FLC already owns wins against both of this weekend’s foes, with a 85-69 win at CSU-Pueblo (10-11, 7-8 RMAC) and a 91-79 victory at New Mexico Highlands (13-8, 8-7 RMAC) during the opening weekend of conference play.
Both games were close in the second half before FLC pulled away.
Highlands, which has lost four of its last six games, is a deep team with five players averaging double-digit scoring, led by Jacob Holland’s 15.1 points per game. FLC held Holland to 11 points earlier this year, while Jordan Jones had the best night for the Cowboys with 17 points and five rebounds.
“This is definitely the best Highlands team in years,” Pietrack said. “They’ve got some very good post players, explosive wings and can shoot it. They have a good style of play and are well-coached, and there’s a reason they’ve already won 13 games.”
Against Highlands earlier this year, FLC sophomore forward Riley Farris had a career night. He made all 12 shots he attempted from the field and scored 31 points. His 12-of-12 shooting performance set an FLC record. Senior guard Daniel Hernandez also torched the Cowboys for 23 points.
“Hernandez and Farris had spectacular games down there,” Pietrack said. “I’m not sure if it is a matchup thing or the way the game flow went, but we will need them and everybody this weekend.”
Playing tight defense Saturday against CSU-Pueblo will be key against a ThunderWolves team that went to Golden and beat Colorado Mines 83-79 on Jan. 20. The ThunderWolves made 15 shots from 3-point territory in the game, and the 3 is the key for the team that is in the top 30 in all of Division II in made 3-pointers.
“Pueblo is the scariest shooting team in our league,” Pietrack said. “They’re capable of making 20 3s. They are a senior-laden team, and, when the calendar flips to February, the seniors crank it up.”
FLC did a good job defending the 3-point line in Pueblo earlier this year and held the ThunderWolves to 26 percent shooting from 3 and 40.4 percent from the field for the game.

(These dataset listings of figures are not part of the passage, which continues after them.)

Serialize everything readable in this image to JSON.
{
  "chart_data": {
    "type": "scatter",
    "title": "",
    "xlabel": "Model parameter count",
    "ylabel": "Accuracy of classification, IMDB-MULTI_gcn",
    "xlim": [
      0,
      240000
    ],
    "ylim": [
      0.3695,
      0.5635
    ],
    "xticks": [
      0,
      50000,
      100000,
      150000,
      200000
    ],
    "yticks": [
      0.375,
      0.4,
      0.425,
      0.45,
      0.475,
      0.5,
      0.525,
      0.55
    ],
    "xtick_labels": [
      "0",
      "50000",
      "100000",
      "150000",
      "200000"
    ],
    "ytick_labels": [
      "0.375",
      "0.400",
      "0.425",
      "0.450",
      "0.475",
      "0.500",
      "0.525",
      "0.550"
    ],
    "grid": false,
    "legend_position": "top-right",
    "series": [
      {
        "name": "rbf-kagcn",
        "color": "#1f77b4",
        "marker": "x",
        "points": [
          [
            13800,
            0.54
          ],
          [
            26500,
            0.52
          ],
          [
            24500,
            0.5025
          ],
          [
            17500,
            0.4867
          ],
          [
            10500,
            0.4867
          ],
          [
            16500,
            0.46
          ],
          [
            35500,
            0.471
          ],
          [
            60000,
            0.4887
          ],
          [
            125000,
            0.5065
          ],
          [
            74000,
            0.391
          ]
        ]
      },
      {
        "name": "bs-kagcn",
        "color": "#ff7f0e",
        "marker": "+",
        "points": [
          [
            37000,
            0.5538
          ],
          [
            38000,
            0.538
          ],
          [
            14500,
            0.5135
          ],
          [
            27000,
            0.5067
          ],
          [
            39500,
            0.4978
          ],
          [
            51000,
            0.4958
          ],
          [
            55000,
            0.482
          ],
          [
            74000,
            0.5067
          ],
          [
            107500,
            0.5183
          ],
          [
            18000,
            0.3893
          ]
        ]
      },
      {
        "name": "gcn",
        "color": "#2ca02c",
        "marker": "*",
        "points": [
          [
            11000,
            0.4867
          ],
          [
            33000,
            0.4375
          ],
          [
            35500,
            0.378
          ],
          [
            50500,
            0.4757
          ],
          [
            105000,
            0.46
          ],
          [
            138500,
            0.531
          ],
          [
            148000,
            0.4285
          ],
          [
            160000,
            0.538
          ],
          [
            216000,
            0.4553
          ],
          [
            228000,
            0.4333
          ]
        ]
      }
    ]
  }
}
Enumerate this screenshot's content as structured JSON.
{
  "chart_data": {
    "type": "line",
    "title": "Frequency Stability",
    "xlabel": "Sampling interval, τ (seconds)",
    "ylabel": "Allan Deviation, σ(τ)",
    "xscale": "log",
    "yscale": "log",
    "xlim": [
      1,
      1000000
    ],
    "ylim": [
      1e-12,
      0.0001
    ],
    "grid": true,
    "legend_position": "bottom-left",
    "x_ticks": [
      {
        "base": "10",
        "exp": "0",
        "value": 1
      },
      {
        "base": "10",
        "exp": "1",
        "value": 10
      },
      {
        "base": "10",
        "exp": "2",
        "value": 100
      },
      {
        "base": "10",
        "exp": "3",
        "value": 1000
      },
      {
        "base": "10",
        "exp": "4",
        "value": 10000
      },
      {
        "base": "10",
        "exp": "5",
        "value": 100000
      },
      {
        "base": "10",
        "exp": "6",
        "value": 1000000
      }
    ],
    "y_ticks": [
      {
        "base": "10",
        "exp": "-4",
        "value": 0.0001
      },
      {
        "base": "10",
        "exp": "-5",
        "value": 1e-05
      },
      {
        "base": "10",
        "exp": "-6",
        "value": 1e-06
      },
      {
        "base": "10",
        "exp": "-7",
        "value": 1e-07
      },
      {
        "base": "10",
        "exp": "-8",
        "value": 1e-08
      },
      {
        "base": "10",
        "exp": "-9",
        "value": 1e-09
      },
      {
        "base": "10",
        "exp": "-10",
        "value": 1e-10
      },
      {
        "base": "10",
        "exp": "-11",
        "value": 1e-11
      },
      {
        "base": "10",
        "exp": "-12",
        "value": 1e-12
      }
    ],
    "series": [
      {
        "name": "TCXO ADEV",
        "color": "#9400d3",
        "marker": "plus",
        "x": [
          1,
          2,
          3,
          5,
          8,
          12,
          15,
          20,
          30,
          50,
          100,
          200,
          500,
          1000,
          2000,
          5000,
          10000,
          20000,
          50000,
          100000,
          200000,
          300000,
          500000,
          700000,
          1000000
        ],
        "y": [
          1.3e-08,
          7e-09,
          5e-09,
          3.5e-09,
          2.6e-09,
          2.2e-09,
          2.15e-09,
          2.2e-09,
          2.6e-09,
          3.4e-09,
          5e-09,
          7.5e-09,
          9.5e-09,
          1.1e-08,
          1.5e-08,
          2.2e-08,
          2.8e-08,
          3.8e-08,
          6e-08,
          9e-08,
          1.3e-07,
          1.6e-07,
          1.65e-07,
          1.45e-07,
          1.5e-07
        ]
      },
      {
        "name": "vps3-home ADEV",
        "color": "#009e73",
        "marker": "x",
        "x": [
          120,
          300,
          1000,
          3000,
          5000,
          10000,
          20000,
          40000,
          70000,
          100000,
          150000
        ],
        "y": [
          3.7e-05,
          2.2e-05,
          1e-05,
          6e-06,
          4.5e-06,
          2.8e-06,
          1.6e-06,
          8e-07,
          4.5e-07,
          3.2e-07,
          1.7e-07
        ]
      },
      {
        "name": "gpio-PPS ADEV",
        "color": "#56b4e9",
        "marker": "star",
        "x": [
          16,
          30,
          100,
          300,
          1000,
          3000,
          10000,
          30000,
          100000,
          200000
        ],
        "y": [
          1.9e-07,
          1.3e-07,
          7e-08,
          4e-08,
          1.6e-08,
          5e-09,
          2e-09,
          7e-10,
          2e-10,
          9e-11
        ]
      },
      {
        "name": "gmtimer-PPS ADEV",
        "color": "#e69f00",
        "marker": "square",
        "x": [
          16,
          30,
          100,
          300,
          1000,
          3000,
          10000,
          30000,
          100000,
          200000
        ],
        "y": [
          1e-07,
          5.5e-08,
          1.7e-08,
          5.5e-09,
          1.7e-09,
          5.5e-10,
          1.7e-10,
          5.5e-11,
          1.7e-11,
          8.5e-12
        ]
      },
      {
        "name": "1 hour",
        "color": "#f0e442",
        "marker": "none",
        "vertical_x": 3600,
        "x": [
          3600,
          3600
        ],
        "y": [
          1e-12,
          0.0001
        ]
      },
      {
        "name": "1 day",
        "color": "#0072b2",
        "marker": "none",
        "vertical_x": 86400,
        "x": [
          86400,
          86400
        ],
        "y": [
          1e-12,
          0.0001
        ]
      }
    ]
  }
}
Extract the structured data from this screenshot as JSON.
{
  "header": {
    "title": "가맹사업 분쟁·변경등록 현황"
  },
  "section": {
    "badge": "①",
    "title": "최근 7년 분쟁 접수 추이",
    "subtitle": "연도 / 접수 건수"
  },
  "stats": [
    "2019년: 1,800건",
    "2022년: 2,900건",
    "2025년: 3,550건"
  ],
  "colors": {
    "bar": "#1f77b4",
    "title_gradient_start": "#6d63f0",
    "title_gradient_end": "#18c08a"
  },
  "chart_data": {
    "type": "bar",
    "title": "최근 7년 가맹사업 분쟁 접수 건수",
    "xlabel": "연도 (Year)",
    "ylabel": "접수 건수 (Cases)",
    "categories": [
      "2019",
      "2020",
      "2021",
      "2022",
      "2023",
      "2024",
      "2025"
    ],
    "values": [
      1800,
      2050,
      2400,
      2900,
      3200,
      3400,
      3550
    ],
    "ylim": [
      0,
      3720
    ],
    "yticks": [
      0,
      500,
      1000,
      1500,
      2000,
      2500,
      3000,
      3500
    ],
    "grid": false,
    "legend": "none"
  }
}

Will Newman has led the ThunderWolves with 16.8 points per game this season. Jason Anderson is right behind him at 16.3 points per game as the team’s top weapons. Senior forward Josh Smith had a solid game against FLC earlier this season with 16 points, and Mark Williams came off the bench to score 20 points on 9-of-11 shooting. He has averaged only 7.5 points per game this season.
FLC boasts the ninth-best shooting team in the nation with a field-goal percentage of 50.4 percent. Only 13 teams in Division II are shooting better than 50 percent from the field. FLC also ranks 20th in the nation in scoring offense at 87.4 points per game and is No. 23 in scoring margin by outscoring opponents by an average of 12.2 points per game.
FLC still boasts five players averaging double-digit scoring, led by Rasmus Bach’s 15.1 per game. Marquel Beasley is second at 14 points and 7.2 rebounds per game. Hernandez and DJ Miles both average more than 12 points per game, and senior center Brandon Wilson has averaged 10.2 points and 8.3 rebounds per game and ranks third on the team with 43 assists.
“We’ve got two really big games against two teams in the playoff hunt,” Pietrack said.